Chickenpox: an elusive childhood disease surfacing in adulthood as shingles

Nutrition Health Review, Spring, 1993 by Dodi Shultz

A number of the classic "childhood diseases" -- so called because they inevitably struck each new generation of youngsters -- are now unfamiliar to most Americans. Today, polio, rubella, diphtheria, pertussis (whooping cough), and measles are preventable by timely vaccination.

But there's one major exception: chicken-pox -- or, as it's known medically, varicella (a diminutive of "variola," the technical term for smallpox). Some 3.5 million Americans, mostly children, come down with this viral illness each year.
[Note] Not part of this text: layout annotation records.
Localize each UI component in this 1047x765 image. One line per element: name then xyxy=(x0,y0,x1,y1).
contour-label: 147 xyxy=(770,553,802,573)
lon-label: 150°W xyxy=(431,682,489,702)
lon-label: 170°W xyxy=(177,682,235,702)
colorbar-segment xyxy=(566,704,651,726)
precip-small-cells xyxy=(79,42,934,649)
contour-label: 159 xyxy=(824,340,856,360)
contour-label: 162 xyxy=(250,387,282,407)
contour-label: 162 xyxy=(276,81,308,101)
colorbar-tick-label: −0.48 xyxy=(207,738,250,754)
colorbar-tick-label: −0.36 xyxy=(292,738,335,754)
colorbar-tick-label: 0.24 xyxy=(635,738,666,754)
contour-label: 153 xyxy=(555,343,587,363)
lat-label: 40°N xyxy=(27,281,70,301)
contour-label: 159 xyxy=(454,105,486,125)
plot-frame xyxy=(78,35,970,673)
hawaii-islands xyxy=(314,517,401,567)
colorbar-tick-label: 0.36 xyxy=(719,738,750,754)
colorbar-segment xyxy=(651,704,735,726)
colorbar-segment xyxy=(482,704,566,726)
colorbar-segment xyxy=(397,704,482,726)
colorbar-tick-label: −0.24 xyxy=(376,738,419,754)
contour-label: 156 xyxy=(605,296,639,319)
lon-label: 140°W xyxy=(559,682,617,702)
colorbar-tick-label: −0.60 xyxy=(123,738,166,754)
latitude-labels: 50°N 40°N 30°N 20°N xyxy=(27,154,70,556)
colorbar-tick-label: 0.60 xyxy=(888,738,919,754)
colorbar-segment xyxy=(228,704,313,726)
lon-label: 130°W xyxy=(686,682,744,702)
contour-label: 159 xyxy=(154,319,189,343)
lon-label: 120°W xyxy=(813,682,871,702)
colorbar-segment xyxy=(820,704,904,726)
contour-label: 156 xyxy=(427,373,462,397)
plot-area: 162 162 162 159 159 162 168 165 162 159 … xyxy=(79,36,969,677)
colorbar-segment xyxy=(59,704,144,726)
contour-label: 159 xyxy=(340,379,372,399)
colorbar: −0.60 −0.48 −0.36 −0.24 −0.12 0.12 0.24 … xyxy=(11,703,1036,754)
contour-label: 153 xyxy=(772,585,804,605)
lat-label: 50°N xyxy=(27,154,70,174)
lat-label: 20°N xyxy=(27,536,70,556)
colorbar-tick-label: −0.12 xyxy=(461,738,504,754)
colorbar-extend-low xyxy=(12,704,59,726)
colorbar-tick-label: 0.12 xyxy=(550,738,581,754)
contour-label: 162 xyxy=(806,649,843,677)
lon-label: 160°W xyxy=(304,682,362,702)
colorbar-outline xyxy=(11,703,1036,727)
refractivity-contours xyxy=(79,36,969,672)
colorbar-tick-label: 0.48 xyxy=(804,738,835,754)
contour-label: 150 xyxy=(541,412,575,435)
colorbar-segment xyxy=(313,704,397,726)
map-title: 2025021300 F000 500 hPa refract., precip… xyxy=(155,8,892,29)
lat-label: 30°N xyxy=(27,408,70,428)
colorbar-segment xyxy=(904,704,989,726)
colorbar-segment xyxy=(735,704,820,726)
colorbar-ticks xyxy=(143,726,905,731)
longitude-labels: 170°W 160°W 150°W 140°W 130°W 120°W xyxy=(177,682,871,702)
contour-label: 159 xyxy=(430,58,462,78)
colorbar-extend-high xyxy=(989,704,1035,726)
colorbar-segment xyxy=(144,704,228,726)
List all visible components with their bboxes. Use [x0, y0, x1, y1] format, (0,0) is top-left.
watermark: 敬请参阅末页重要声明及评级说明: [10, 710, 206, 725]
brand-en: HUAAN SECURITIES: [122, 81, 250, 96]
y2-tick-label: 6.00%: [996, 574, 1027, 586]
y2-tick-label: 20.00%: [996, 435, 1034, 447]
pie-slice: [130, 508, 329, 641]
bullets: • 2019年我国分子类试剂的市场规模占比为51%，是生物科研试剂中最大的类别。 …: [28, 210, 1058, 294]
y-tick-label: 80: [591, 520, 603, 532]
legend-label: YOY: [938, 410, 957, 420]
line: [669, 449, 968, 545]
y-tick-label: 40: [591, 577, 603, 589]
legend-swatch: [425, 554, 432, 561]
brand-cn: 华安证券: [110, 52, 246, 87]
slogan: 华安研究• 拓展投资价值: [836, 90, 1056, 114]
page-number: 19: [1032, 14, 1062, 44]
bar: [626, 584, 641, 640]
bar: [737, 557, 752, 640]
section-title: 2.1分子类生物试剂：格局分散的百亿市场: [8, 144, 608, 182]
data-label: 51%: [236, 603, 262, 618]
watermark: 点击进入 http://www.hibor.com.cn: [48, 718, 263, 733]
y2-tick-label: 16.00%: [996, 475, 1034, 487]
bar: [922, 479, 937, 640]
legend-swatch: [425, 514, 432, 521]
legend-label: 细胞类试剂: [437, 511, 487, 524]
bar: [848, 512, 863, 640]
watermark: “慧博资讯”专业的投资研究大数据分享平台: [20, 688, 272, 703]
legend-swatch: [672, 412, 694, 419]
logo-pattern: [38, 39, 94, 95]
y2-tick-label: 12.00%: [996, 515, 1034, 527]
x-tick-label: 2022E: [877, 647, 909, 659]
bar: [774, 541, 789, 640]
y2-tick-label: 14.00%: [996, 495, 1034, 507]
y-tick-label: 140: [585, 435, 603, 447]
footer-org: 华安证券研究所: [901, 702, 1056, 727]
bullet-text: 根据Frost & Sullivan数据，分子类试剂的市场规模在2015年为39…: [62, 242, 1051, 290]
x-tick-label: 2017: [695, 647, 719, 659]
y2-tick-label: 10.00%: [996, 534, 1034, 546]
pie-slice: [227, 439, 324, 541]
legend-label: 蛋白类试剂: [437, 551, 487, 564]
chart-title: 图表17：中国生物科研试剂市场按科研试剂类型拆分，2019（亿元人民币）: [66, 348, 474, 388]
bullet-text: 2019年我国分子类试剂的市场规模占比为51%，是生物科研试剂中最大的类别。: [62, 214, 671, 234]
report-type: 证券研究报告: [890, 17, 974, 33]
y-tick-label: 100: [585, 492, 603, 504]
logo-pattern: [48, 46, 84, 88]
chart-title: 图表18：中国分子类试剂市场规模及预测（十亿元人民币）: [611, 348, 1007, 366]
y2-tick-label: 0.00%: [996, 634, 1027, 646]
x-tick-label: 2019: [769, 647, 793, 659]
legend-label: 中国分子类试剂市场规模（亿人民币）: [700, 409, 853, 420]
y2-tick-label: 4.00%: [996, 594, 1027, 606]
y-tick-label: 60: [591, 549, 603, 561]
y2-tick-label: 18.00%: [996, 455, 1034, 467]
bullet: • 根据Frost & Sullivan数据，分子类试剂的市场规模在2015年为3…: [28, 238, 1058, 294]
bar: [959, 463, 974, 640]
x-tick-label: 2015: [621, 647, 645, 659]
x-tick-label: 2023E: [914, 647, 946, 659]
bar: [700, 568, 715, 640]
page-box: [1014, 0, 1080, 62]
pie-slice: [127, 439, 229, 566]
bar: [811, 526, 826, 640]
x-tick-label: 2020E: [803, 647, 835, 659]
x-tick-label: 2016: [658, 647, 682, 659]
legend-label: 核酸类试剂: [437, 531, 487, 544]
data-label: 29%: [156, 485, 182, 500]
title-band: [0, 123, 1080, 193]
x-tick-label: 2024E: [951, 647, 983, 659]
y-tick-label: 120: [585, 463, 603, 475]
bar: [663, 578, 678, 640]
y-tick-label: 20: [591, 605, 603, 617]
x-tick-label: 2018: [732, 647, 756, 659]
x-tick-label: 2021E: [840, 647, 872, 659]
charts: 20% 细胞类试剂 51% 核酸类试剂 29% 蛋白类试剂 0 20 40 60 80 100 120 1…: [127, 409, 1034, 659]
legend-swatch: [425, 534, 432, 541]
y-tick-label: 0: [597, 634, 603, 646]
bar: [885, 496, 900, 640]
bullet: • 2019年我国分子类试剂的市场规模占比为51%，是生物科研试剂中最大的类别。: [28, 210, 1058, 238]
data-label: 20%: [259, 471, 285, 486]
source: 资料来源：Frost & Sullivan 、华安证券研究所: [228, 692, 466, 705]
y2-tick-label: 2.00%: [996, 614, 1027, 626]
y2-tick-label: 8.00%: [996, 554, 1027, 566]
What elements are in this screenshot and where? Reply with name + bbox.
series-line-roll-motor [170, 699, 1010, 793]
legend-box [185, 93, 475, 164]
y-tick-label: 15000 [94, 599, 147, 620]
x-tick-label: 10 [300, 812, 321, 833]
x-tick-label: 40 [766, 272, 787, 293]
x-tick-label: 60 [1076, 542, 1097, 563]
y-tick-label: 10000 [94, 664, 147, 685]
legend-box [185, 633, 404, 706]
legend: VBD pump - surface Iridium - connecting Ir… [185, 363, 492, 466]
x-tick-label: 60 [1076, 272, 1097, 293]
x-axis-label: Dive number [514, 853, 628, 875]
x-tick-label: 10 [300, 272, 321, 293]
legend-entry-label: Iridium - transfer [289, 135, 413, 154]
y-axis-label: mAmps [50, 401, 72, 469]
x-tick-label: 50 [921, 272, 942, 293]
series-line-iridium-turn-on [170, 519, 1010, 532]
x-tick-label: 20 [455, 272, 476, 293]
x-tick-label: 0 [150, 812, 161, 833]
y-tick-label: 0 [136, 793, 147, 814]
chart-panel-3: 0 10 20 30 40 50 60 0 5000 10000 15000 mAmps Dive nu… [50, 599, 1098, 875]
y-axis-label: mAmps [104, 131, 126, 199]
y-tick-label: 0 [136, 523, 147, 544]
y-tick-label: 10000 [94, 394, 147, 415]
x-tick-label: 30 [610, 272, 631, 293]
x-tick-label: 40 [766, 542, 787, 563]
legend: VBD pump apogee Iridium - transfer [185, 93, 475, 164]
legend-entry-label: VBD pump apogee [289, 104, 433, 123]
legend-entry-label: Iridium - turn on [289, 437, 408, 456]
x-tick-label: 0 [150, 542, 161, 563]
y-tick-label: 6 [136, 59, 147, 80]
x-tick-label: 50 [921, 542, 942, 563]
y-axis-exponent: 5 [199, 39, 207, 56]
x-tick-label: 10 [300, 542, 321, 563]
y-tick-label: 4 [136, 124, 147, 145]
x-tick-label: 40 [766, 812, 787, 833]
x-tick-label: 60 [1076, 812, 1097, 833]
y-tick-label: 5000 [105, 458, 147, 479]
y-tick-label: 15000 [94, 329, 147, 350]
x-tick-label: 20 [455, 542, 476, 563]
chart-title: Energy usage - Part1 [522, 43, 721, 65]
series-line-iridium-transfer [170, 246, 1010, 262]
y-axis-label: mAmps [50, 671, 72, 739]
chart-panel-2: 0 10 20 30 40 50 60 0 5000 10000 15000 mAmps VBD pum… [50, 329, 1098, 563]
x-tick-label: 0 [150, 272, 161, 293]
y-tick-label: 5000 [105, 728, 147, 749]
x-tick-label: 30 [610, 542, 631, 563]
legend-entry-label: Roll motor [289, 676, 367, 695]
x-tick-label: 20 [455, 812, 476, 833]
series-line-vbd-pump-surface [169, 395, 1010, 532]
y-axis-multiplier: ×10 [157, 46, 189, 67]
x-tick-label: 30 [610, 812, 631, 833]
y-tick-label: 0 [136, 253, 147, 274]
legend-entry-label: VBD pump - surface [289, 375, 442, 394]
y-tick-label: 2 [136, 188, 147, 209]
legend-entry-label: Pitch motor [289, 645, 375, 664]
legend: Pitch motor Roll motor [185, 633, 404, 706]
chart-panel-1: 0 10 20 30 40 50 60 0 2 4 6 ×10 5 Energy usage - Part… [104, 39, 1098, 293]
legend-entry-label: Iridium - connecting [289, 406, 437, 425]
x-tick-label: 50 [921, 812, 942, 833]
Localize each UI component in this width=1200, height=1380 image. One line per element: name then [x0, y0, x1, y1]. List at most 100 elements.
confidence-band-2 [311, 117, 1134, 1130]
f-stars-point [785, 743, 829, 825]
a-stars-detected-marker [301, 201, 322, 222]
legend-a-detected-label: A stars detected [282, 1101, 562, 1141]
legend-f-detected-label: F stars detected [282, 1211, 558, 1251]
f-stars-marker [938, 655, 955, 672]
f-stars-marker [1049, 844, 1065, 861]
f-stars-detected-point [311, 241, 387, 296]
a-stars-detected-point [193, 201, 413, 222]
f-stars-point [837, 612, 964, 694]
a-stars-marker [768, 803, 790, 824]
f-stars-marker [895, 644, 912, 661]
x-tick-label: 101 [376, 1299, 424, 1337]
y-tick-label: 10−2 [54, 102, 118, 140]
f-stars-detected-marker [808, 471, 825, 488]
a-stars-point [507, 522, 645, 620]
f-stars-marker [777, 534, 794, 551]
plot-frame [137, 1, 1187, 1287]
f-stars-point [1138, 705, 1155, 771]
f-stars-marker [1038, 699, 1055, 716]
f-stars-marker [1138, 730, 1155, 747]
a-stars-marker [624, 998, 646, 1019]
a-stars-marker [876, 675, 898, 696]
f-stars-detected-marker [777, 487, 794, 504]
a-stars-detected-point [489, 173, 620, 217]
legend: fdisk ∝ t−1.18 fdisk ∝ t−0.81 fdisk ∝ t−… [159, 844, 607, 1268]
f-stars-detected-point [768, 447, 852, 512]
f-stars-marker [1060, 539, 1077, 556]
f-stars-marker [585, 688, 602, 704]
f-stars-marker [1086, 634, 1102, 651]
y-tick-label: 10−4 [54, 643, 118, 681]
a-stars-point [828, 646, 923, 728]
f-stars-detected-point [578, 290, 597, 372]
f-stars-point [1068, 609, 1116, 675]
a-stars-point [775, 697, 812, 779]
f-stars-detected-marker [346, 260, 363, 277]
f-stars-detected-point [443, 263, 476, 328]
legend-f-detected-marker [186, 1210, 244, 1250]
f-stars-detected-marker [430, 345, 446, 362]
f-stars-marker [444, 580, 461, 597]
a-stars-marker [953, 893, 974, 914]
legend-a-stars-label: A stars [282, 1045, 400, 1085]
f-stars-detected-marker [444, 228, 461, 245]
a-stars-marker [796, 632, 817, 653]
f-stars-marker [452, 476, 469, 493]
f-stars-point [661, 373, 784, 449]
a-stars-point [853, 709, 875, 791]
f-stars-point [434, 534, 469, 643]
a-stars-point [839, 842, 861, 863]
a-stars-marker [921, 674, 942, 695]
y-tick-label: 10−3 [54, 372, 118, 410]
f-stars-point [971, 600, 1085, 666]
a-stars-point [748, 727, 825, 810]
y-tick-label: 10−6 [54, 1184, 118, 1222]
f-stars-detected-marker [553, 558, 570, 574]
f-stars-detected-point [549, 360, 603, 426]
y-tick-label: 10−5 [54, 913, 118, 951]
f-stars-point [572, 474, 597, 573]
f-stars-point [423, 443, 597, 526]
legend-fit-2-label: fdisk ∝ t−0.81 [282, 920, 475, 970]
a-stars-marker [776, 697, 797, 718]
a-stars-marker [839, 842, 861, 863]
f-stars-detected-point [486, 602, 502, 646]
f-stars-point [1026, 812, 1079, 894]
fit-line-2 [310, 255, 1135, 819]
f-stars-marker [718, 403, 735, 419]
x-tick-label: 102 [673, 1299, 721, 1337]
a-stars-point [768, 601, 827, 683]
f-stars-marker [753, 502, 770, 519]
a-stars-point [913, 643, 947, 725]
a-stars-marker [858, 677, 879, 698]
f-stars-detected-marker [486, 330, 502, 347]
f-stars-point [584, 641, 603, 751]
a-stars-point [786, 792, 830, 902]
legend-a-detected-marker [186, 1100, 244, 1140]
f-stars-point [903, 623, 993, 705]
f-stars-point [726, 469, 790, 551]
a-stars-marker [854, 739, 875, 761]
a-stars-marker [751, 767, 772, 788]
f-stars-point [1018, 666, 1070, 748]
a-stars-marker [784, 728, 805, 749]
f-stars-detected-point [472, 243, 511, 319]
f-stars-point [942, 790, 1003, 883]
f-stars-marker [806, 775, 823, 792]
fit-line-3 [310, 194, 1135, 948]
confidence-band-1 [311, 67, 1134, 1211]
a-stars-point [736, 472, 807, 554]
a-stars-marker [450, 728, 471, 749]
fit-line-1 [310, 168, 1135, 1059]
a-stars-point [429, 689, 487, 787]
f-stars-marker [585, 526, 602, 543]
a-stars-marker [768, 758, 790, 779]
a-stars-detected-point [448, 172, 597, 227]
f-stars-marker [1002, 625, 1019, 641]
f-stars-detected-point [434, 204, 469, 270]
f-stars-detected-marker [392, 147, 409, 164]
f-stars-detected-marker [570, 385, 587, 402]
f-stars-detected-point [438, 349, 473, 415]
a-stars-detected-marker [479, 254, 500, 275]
Fortunately, the disease, while highly contagious, is generally mild and, normally, not life-threatening. Some individuals, however, are at higher risk for serious illness; according to the American Academy of Pediatrics (AAP), there are more than 4,500 hospitalizations for chickenpox annually, with 50 to 100 deaths. Recently, the Food and Drug Administration has approved the use of some products to lessen the impact of the illness.

The Usual Course

Varicella occurs chiefly, though not exclusively, in early spring and often spreads rapidly through families, neighborhoods, and such sites as day-care centers. Three- to 6-year-olds who have started school or preschool and have begun to socialize with other children are most vulnerable, although anyone of any age who has never had the disease is susceptible.

After a 10- to 20-day incubation period (the time between exposure to the virus and the onset of illness), an infected youngster begins to feel draggy and usually runs a low fever; uncommonly, the fever may be high or, occasionally, there's none at all. Within a day or two, a characteristic rash appears, often first on the back, chest, or scalp and gradually spreading to the rest of the body over three or four days, during which the fever abates. The tiny pimple-like eruptions eventually turn into small blisters and form crusts, which fall away. About a week elapses from start to finish.

In this normal course, the disease is not a serious health threat. The rash, however, can be intensely itchy and, since scratching can lead to secondary infection by bacteria on the skin, such as staphylococcus ("staph"), doctors advise parents to cut youngsters' nails very short and do everything possible to relieve the itch. Calamine lotion may be helpful; so may immersing the child in a cornstarch or baking-soda bath. As the crusty scabs form, the itching subsides. At that point, it's wise to keep the child occupied, since idle hands may turn to picking at the scabs, causing scarring.

No other treatment is necessary. If, however, the child complains of headache, fever, or general malaise, a non-aspirin pain reliever and fever reducer can alleviate discomfort.

Chickenpox can be transmitted to others through fluid from broken blisters, as well as by droplet infection -- coughing or sneezing. A child is contagious from the day before the rash appears until the lesions have all crusted over. The AAP advises that a child who has had chickenpox can go back to school six days after the onset of the rash -- or even sooner, if all the lesions are crusted over.

Although it occurs far less often, a child can also catch chickenpox from an adult with a different condition -- by contact with the lesions on the skin of a person with shingles. Shingles, which involves a painful, rather than itchy, localized eruption following nerve pathways, may develop in a person who has had chickenpox when the virus, which has remained latent in the body, is reactivated; usually, this happens in older people whose immune systems operate less efficiently. The virus that causes both chickenpox and shingles is known medically as the varicella-zoster virus (VZV).

Help for High-Risk Kids

Although chickenpox represents nothing more than temporary discomfort for most children, it can pose more serious problems for children who are immunocompromised -- a medical term describing those whose immune systems are not working normally. In such children, varicella can even be life-threatening, since under these circumstances it can progress to pancreatitis, hepatitis, encephalitis (inflammations of the pancreas, liver and brain, respectively), or pneumonia.

Still another group of youngsters who may be at increased risk are those taking long-term or high-dose corticosteriods for such chronic conditions as asthma or arthritis. (This refers to steroids that are either inhaled, taken orally, or injected, not to topical medications applied to the skin.) These drugs include prednisone, prednisolone, methylpredinisolone, dexamethasone, triamcinolene, and others. They suppress the immune system to a certain extent, so that children taking them may be at higher risk for complications if they come down with chickenpox.

FDA warned of this risk but stressed that stopping the drugs without medical consultation could be "very dangerous." Cortico-steroids may themselves be lifesaving. And since they disrupt the body's normal hormone production system, even when stopping therapy is considered advisable, they are not withdrawn abruptly but tapered off under medical supervision.